Our collaboration with NVIDIA on optimizing storage SANs has spanned several years leading up to our integration of NVIDIA BlueField DPU technology into the PowerMax architecture — specifically, into the dynamic media enclosures (DMEs) developed for PowerMax. 

The new DMEs are not just another conventional drive enclosure. These are “smart,” fabric-attached units that each house up to 48 NVMe SSDs. The enclosures have dual LCCs (link controller cards) for high availability. Each LCC includes a BlueField DPU, a multicore system on a chip (SoC) from NVIDIA. The core of the PowerMax architecture is built around NVMe-over-Fabrics with NVIDIA Quantum InfiniBand as the transport layer. The BlueField DPUs are key to making this possible.

The benefits of this architecture are huge. In this latest generation of PowerMax, the compute nodes and the dynamic media enclosures are all connected on the dynamic NVMe/InfiniBand fabric. This allows for the compute and media elements to scale independently. Have an application that is highly compute-intensive? Add more compute nodes. Need more capacity? Add more DMEs and NVMe flash drives. The PowerMax 8500 can scale out to 16 nodes and up to 8 DMEs, maxing out at over 18PB of effective capacity.

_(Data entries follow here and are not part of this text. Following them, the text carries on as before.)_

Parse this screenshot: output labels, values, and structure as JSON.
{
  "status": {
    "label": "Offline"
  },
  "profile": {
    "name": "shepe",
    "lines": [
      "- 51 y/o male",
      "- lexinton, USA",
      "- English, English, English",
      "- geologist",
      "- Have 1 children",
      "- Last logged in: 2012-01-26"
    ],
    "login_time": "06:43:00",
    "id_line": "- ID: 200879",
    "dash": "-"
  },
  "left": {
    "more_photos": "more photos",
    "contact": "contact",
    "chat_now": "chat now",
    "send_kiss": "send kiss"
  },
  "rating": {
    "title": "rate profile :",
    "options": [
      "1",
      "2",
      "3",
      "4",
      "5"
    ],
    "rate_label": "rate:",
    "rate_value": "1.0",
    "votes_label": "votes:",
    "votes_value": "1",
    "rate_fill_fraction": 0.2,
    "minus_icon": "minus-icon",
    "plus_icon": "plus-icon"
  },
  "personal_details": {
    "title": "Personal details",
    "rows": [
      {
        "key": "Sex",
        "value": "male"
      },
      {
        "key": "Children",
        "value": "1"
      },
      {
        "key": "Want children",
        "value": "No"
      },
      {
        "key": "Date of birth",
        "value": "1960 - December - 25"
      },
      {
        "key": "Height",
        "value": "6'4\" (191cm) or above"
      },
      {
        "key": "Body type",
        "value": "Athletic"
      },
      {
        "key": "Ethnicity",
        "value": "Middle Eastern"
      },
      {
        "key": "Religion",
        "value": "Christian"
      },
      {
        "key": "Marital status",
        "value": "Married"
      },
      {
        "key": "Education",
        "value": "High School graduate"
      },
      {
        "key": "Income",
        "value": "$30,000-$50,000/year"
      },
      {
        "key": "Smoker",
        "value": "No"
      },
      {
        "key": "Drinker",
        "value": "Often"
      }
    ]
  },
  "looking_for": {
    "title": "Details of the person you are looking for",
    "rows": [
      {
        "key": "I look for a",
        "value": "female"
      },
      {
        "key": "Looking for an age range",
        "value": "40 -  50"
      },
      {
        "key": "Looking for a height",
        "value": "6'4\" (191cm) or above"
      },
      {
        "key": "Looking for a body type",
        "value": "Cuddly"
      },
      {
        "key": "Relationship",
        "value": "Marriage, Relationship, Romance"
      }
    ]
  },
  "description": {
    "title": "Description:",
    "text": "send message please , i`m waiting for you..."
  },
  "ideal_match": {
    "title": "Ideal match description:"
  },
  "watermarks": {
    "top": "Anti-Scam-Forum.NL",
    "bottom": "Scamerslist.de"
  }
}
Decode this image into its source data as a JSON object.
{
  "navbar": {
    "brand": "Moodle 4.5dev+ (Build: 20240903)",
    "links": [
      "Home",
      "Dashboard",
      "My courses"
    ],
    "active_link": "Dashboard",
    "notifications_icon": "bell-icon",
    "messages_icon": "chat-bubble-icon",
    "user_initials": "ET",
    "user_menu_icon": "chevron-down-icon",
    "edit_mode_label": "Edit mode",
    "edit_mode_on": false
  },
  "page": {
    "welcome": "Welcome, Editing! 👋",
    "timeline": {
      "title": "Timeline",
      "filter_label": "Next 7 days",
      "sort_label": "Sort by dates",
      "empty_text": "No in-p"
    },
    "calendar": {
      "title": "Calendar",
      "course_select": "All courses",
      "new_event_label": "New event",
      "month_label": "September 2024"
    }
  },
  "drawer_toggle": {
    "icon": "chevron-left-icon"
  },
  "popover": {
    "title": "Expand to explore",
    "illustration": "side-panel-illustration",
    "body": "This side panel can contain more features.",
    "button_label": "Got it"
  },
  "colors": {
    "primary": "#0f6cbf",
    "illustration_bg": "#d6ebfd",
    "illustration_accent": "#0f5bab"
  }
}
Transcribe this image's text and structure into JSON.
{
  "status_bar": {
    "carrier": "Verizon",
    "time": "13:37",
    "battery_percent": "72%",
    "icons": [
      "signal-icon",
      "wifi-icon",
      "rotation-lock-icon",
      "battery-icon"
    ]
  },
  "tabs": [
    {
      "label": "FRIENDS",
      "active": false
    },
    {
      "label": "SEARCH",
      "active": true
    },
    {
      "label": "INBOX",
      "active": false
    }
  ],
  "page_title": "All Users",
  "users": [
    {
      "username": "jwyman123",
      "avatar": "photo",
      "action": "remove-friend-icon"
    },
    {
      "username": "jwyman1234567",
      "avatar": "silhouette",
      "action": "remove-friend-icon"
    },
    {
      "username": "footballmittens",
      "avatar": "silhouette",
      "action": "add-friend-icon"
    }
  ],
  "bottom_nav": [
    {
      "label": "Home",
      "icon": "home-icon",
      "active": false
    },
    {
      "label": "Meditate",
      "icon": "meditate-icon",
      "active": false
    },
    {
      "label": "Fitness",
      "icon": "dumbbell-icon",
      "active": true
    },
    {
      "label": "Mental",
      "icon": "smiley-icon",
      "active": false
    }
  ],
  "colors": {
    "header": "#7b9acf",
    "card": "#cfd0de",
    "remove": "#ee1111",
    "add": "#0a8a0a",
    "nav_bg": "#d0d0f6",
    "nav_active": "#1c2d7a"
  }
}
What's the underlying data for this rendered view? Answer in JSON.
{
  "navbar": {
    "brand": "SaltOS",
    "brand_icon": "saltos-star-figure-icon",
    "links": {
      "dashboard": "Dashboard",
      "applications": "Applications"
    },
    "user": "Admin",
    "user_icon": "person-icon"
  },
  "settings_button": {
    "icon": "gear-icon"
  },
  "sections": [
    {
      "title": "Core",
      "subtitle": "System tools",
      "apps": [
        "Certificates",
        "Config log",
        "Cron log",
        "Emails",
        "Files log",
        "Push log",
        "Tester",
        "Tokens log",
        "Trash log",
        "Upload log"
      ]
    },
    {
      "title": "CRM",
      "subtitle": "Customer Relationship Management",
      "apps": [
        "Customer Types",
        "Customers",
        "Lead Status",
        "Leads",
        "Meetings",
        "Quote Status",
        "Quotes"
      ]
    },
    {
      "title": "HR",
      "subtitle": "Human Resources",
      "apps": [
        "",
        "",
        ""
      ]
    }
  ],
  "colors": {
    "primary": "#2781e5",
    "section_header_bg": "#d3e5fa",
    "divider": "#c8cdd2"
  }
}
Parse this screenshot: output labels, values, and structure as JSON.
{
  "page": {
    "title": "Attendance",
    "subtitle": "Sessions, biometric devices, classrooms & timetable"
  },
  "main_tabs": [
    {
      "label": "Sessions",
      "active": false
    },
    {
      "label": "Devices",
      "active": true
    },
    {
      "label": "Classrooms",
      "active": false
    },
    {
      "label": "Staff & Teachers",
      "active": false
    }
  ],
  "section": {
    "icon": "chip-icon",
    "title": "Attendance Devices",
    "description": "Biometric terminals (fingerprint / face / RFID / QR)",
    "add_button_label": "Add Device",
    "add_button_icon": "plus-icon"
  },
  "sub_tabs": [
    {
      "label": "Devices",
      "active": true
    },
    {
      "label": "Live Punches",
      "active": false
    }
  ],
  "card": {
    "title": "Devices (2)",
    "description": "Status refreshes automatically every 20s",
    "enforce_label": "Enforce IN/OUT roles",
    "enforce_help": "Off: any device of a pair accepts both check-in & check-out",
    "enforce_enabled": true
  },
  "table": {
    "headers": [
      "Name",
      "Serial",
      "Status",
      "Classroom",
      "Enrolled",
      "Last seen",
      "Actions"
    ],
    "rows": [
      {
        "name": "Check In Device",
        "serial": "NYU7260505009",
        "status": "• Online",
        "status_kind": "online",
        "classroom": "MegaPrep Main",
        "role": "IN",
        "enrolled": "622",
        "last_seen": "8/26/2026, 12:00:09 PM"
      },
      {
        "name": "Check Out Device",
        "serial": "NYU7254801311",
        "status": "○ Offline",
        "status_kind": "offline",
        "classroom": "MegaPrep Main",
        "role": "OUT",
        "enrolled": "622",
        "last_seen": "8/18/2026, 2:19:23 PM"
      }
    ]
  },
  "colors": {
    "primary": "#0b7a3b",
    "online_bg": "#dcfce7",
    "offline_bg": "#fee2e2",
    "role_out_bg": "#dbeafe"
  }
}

Another benefit of this dynamic fabric architecture is the fact that any node on the fabric can access any data drive in the system, regardless of which DME it’s physically located in. Customers see this benefit directly in the performance they achieve with the array. I/O from any host connected to any node in the array can be routed to any drive, with low latency and high efficiency. This new, DPU-enhanced architecture streamlines this access. No extra “hops” are required through adjacent nodes to get to the data.

Any-to-any access aids with system resiliency as well (some things have to work all of the time!) since access to any storage is not dependent on any specific node or data path. If, as could happen with any electronic device, there is a failure of some kind that causes a node to go off-line, no data is stranded and no extra overhead is inserted as other nodes pick up the slack. This kind of data availability is critical to the users of PowerMax.

The working relationship between Dell (and EMC prior to the acquisition) and NVIDIA has spanned multiple product generations and has yielded significant advantages to the PowerMax platform. Multiple NVIDIA components are used in the system, in addition to the BlueField DPUs in the DMEs. The ConnectX smart adapter technology is used on the initiator side of the InfiniBand fabric as well, and NVIDIA switches are used in the larger 8500 system. The BlueField DPUs run custom code developed in-house at Dell, allowing direct access to all of the features on the chip.

PowerMax has leveraged T10-DIF technology to enhance data integrity for multiple generations. The NVIDIA components provide hardware offload for this functionality, allowing for maximum performance with the protection that T10-DIF offers. Any workload that can be offloaded from the main compute module CPUs helps with overall array performance. The Arm cores in the BlueField DPUs are utilized for low-level drive management, background scans, hot plug management, and other functions. The entire system is optimized for performance.

The BlueField DPUs also support secure boot, further enhancing the security of the PowerMax platform using built-in hardware acceleration. PowerMax is designed for Zero Trust security architectures, with end-to-end security features in place to safeguard customer data. It’s another critical aspect of being the leader in mission-critical storage.

“PowerMax is the cornerstone of the data center. The PowerMax 2500/8500 cyber resiliency capabilities and intrinsic value of data safety give us peace of mind for trusting enterprise applications on PowerMax.” – John Lochausen, Technology Architect, World Wide Technology

The dynamic InfiniBand fabric, enabled by the BlueField DPU and other NVIDIA technology, like NVMe-oF Target Offload, is key to the advantages of the PowerMax architecture over conventional storage arrays. When combined with the other features of the architecture, such as a 7x increase in capacity per node, a 14x increase in capacity per rack unit, an increase in guaranteed data reduction to 4:1, and a 64-bit file storage capability, you can see why PowerMax is the leader in mission-critical enterprise storage.